Read this one if you’re a fan of sci-fi horror or deep space terror.

Junji Ito

3. Glyceride

This story follows Yui, a young woman whose family operates a BBQ joint and lives out the back in the adjoining housing space. Due to poor ventilation, the greasy air has nowhere else to go except up into the house, kicking off the rest of her family’s obsession with grease.

Glyceride only escalates from here, culminating in a sloppy, oily mess and one of the most disturbing pimple poppings that you’ll ever see. If you’re looking to read something so gross that you’ll want to take a shower afterwards, give this story a squeeze.

Junji Ito

2. Dissection Girl

Dissection Girl draws its horror from a really terrifying place: the fact that we don’t see what’s inside of us. At the centre of the story is Ruriko Tamiya, a girl infatuated with dissecting things after beginning her amateur surgeon career on rodents and frogs.

Suffering from stomach pains herself, she begins to lust after the idea of being dissected- and the story runs off with the baton. If you’re a horror fan who’s looking to have an anxiety attack about not knowing what’s really in your stomach, give this one a read.

Junji Ito

1. The Enigma of Amigara Fault

Of all comic horror, Uzumaki included, nothing has ever quite encapsulated the ubiquitous call of the void lurking within in as terrifying a manner as The Enigma of Amigara Fault.

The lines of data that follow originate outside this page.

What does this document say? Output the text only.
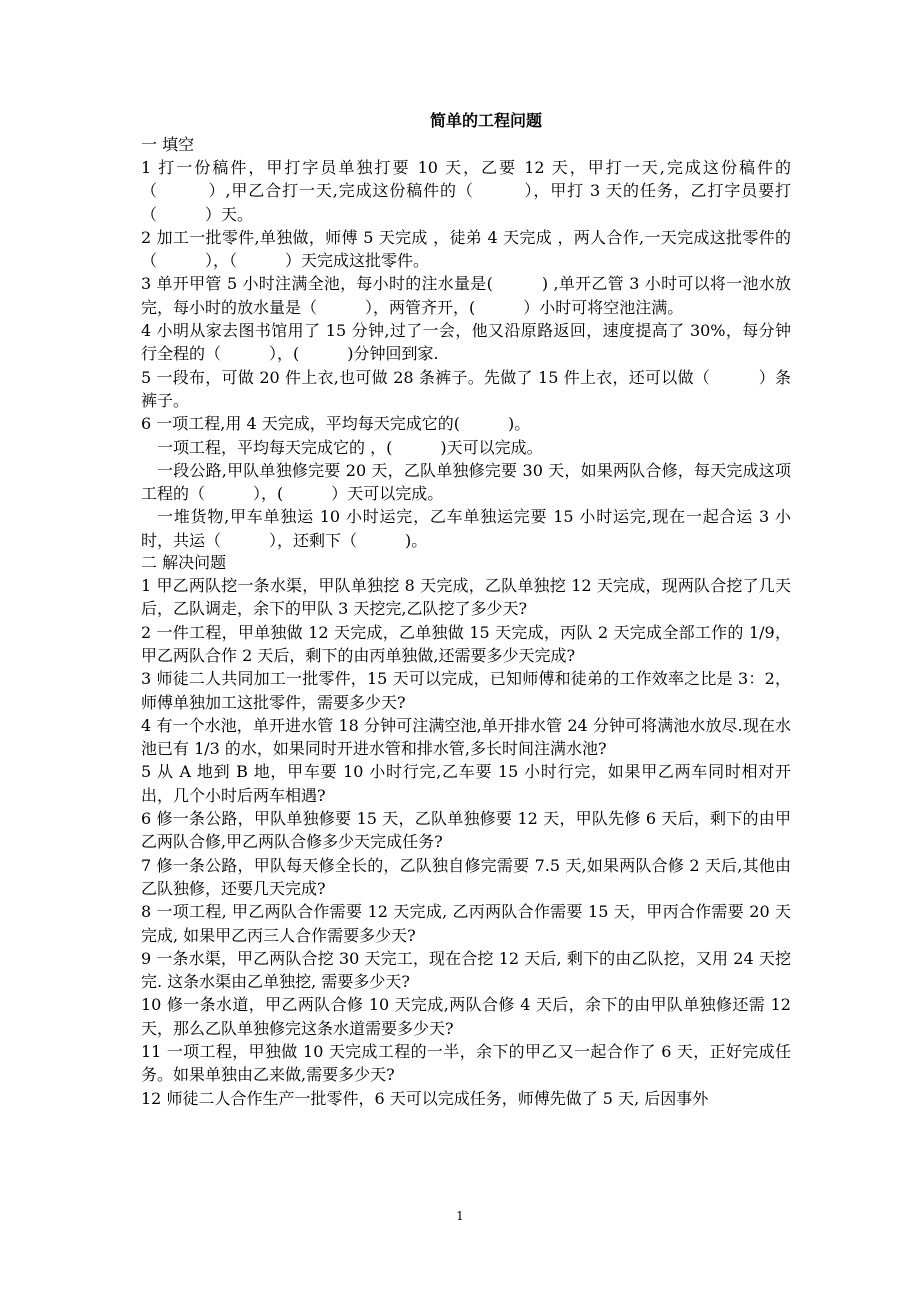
简单的工程问题
一 填空

1 打一份稿件，甲打字员单独打要 10 天，乙要 12 天，甲打一天,完成这份稿件的（　　　）,甲乙合打一天,完成这份稿件的（　　　），甲打 3 天的任务，乙打字员要打（　　　）天。

2 加工一批零件,单独做，师傅 5 天完成 ，徒弟 4 天完成 ，两人合作,一天完成这批零件的（　　　），（　　　）天完成这批零件。

3 单开甲管 5 小时注满全池，每小时的注水量是(　　　) ,单开乙管 3 小时可以将一池水放完，每小时的放水量是（　　　），两管齐开，(　　　）小时可将空池注满。

4 小明从家去图书馆用了 15 分钟,过了一会，他又沿原路返回，速度提高了 30%，每分钟行全程的（　　　），(　　　)分钟回到家.

5 一段布，可做 20 件上衣,也可做 28 条裤子。先做了 15 件上衣，还可以做（　　　）条裤子。

6 一项工程,用 4 天完成，平均每天完成它的(　　　)。

一项工程，平均每天完成它的 ，(　　　)天可以完成。

一段公路,甲队单独修完要 20 天，乙队单独修完要 30 天，如果两队合修，每天完成这项工程的（　　　），(　　　）天可以完成。

一堆货物,甲车单独运 10 小时运完，乙车单独运完要 15 小时运完,现在一起合运 3 小时，共运（　　　），还剩下（　　　)。

二 解决问题

1 甲乙两队挖一条水渠，甲队单独挖 8 天完成，乙队单独挖 12 天完成，现两队合挖了几天后，乙队调走，余下的甲队 3 天挖完,乙队挖了多少天?

2 一件工程，甲单独做 12 天完成，乙单独做 15 天完成，丙队 2 天完成全部工作的 1/9，甲乙两队合作 2 天后，剩下的由丙单独做,还需要多少天完成?

3 师徒二人共同加工一批零件，15 天可以完成，已知师傅和徒弟的工作效率之比是 3：2，师傅单独加工这批零件，需要多少天?

4 有一个水池，单开进水管 18 分钟可注满空池,单开排水管 24 分钟可将满池水放尽.现在水池已有 1/3 的水，如果同时开进水管和排水管,多长时间注满水池?

5 从 A 地到 B 地，甲车要 10 小时行完,乙车要 15 小时行完，如果甲乙两车同时相对开出，几个小时后两车相遇?

6 修一条公路，甲队单独修要 15 天，乙队单独修要 12 天，甲队先修 6 天后，剩下的由甲乙两队合修,甲乙两队合修多少天完成任务?

7 修一条公路，甲队每天修全长的，乙队独自修完需要 7.5 天,如果两队合修 2 天后,其他由乙队独修，还要几天完成?

8 一项工程, 甲乙两队合作需要 12 天完成, 乙丙两队合作需要 15 天，甲丙合作需要 20 天完成, 如果甲乙丙三人合作需要多少天?

9 一条水渠，甲乙两队合挖 30 天完工，现在合挖 12 天后, 剩下的由乙队挖，又用 24 天挖完. 这条水渠由乙单独挖, 需要多少天?

10 修一条水道，甲乙两队合修 10 天完成,两队合修 4 天后，余下的由甲队单独修还需 12 天，那么乙队单独修完这条水道需要多少天?

11 一项工程，甲独做 10 天完成工程的一半，余下的甲乙又一起合作了 6 天，正好完成任务。如果单独由乙来做,需要多少天?

12 师徒二人合作生产一批零件，6 天可以完成任务，师傅先做了 5 天, 后因事外

1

When human-sized holes begin to show up on the side of a mountain, people begin to recognise them as their own silhouettes. They don’t know where they came from and they don’t know where they lead, all they know is that they want to go in – and that nothing can be done to stop them.

Taking this idea and running with it, Junji Ito creates one of the most uncanny tales of the entire horror canon, speaking to a strange and primal elements of human nature. Claustrophobia, conformity, compulsion, purpose, and body horror all come together to make up one of the weirdest and most unsettling stories ever written.

So while we may be over a year away from the release of Toonami’s Uzumaki, there is still a wealth of stories available in Junji Ito’s back catalogue that we can subject ourselves to if we’re trying to avoid sleeping ever again.